We ended up ordering a couple of appetizers, a specialty roll, the three fish selections suggested by the chef — kampachi and tai sushi and toro sashimi — and a serving of hamachi (yellowtail) sashimi on the belly side, my favorite.
The Ahi Tower, one of the signature appetizers, came out first. The server set down a pretty, tricolored column of rice, avocado, snow crab and sesame-marinated tuna topped with shredded seaweed, then toppled it over, quickly mashing everything up together so that the final plate we received look nothing like the original.
The pinkish-orange, amorphous mound of sticky rice was bland, pasty and starchy, with a not-so-smooth aftertaste. I noticed two of the women at the table of six behind me had ordered the same thing. I don't quite get why it's so popular.
Our Chilean sea bass appetizer was excellent, however, the fish buttery and flaky, slightly charred at the edges in a pleasing way. The blond miso glaze was a little sweeter than I would have liked, but I enjoyed this dish.
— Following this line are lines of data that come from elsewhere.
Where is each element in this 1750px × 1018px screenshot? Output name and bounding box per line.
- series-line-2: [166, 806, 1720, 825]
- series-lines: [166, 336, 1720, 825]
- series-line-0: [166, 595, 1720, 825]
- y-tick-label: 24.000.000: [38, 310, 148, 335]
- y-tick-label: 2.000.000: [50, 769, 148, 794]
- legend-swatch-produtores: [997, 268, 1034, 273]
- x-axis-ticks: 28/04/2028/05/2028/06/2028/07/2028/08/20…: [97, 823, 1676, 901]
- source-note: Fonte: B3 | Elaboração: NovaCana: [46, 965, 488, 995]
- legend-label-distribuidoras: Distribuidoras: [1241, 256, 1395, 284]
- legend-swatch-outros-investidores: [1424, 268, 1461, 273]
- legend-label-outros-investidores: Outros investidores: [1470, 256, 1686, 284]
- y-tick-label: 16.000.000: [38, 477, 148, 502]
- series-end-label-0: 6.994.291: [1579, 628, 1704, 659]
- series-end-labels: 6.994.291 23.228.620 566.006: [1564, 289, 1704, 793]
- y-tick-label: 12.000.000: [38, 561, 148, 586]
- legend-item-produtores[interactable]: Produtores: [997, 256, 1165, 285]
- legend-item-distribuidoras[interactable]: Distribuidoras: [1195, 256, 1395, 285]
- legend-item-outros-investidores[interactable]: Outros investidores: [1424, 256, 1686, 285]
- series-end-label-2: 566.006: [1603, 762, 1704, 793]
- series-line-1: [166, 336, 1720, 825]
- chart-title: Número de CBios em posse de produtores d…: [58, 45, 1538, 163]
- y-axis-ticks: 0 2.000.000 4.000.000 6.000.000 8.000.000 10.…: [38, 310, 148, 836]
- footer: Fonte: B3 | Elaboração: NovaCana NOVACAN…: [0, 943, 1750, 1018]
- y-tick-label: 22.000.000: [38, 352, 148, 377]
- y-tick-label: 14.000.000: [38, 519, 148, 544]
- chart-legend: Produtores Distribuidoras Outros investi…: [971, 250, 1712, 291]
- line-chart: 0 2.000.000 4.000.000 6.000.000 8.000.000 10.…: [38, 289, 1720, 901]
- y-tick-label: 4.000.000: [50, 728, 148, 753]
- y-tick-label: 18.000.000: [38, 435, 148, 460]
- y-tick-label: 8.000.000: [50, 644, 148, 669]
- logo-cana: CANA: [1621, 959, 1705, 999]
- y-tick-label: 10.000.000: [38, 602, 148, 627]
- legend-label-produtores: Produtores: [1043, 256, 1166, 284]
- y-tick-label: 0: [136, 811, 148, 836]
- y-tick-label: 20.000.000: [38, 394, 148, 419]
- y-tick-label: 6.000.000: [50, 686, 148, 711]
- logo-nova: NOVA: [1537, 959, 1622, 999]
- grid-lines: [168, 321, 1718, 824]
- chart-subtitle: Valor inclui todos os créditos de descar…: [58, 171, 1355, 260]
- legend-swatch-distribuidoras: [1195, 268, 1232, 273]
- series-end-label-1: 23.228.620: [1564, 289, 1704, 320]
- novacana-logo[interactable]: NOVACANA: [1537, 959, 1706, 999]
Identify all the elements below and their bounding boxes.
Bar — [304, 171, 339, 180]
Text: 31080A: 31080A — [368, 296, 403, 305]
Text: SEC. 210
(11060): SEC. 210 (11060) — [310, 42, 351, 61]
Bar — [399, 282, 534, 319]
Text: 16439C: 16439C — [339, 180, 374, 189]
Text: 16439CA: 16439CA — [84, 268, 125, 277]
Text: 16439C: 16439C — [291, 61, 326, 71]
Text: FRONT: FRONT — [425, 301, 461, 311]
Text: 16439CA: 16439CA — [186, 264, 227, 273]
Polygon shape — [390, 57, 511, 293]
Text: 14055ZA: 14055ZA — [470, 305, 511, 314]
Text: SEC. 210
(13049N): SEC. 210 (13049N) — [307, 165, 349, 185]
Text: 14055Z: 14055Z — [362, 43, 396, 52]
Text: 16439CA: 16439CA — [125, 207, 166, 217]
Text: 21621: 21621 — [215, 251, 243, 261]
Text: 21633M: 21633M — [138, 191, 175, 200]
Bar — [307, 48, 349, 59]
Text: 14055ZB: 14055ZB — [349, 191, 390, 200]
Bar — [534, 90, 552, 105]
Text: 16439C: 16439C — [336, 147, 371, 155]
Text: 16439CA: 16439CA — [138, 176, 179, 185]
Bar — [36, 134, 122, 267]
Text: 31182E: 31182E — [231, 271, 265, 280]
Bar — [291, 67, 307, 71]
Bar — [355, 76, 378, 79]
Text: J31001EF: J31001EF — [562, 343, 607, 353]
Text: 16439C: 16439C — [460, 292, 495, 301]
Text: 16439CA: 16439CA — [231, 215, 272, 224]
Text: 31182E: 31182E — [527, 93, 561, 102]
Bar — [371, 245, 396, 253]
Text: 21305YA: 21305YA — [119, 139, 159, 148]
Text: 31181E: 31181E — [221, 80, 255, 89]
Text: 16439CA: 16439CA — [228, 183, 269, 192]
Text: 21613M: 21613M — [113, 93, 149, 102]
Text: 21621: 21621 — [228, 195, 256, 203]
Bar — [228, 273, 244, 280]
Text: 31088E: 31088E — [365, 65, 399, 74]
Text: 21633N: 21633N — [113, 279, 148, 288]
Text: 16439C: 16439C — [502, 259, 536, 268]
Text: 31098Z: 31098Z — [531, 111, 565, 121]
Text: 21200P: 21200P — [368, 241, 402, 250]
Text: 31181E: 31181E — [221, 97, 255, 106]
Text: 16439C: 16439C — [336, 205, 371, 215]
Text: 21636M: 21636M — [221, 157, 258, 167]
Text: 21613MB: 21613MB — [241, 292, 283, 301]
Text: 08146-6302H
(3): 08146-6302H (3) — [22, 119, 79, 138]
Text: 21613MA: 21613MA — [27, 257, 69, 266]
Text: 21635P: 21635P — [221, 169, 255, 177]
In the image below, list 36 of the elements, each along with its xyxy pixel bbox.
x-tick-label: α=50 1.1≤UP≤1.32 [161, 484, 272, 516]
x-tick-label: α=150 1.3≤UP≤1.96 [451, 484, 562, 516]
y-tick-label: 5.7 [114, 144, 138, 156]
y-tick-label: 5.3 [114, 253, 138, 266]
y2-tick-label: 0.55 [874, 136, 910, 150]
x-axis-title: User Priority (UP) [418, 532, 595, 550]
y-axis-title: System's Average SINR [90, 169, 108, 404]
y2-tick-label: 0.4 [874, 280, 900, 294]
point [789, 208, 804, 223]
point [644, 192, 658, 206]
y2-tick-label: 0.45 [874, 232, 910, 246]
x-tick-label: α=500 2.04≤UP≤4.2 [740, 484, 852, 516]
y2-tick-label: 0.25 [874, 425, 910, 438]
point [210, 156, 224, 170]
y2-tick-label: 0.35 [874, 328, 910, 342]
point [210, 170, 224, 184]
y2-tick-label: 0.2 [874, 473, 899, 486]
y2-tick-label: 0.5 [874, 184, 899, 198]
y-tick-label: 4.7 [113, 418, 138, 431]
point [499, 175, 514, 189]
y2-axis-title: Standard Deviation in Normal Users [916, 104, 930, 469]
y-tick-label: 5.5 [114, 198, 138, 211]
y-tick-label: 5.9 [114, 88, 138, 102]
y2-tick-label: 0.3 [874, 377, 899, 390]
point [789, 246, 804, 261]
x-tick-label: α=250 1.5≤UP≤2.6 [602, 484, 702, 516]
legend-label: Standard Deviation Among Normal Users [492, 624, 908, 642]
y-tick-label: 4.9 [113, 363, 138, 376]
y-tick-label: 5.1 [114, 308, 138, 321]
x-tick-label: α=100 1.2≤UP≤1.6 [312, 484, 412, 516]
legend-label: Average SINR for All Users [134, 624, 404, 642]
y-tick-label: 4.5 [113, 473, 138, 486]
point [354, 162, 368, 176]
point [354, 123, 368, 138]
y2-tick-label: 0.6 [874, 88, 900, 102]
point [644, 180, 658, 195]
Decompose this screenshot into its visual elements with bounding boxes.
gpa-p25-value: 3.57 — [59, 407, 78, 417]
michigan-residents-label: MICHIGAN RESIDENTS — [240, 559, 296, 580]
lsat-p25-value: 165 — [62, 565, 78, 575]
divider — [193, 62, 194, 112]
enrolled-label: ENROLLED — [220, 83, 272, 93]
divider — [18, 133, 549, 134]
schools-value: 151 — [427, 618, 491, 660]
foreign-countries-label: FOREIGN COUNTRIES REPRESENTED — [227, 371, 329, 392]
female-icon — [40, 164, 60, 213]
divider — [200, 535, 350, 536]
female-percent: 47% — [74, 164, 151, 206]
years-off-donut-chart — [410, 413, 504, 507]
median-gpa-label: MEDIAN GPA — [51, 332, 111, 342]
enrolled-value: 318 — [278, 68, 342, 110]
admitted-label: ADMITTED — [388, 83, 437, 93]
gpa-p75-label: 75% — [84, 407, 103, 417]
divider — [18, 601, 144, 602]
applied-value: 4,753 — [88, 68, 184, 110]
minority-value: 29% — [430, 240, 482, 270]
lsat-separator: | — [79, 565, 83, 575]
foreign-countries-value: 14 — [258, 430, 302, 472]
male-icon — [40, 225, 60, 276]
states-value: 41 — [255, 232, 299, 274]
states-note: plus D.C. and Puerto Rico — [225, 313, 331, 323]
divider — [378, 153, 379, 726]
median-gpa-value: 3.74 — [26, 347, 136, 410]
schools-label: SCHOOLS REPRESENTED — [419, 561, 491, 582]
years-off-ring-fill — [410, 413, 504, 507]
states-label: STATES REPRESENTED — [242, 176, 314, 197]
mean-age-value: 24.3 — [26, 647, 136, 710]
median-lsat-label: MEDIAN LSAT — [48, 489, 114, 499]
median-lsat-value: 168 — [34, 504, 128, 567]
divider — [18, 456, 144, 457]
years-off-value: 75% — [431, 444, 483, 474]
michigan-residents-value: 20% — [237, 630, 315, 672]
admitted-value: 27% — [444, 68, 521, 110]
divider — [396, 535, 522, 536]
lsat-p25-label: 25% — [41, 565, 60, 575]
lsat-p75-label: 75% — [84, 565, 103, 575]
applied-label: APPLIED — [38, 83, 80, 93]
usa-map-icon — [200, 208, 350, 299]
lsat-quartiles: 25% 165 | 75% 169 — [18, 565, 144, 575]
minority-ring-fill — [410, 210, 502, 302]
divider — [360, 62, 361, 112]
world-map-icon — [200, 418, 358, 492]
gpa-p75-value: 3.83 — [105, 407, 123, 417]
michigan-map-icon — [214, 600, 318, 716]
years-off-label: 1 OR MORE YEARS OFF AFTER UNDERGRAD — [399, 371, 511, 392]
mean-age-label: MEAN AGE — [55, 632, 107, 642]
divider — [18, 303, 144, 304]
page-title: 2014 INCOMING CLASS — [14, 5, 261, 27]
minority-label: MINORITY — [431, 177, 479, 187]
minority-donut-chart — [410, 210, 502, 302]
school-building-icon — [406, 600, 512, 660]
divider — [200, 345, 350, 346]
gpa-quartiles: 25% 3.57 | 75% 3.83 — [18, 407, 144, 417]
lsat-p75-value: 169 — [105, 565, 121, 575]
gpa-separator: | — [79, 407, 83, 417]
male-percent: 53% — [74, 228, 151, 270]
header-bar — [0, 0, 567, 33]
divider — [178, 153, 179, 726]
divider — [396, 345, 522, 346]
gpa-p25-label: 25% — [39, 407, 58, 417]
Likewise, the specialty Rainforest Roll, which had been recommended by the server, was topped with a glistening mixture of spicy tuna and salmon and looked very appetizing. With its crunchy tempura shrimp center, creamy avocado and sweet eel glaze, this roll had all-around appeal. I was happy with the recommendation.
It was not until the sushi and sashimi arrived that things began to falter. Tastewise, the tai was acceptable, but the sushi rice was cold, dry and lacking in flavor where it should have been at body temperature, moist and slightly tangy with the taste of vinegar. The kampachi was not good at all, with a slightly slimy, yet powdery, texture that had me quickly eating some ginger to get rid of it.
The toro sashimi was good enough, but it wasn't the melt-in-your-mouth deliciousness I would have hoped for at $32 for an order of five pieces. And although the hamachi belly sashimi looked good, with a slight pink color indicative of fresh fish, it suffered from the same textural unpleasantness as the kampachi. It had a sort of slimy, powdery mouth-feel, tasting nothing like the slightly sweet hamachi belly that I love. My friend took a bite and wrinkled her nose in distaste.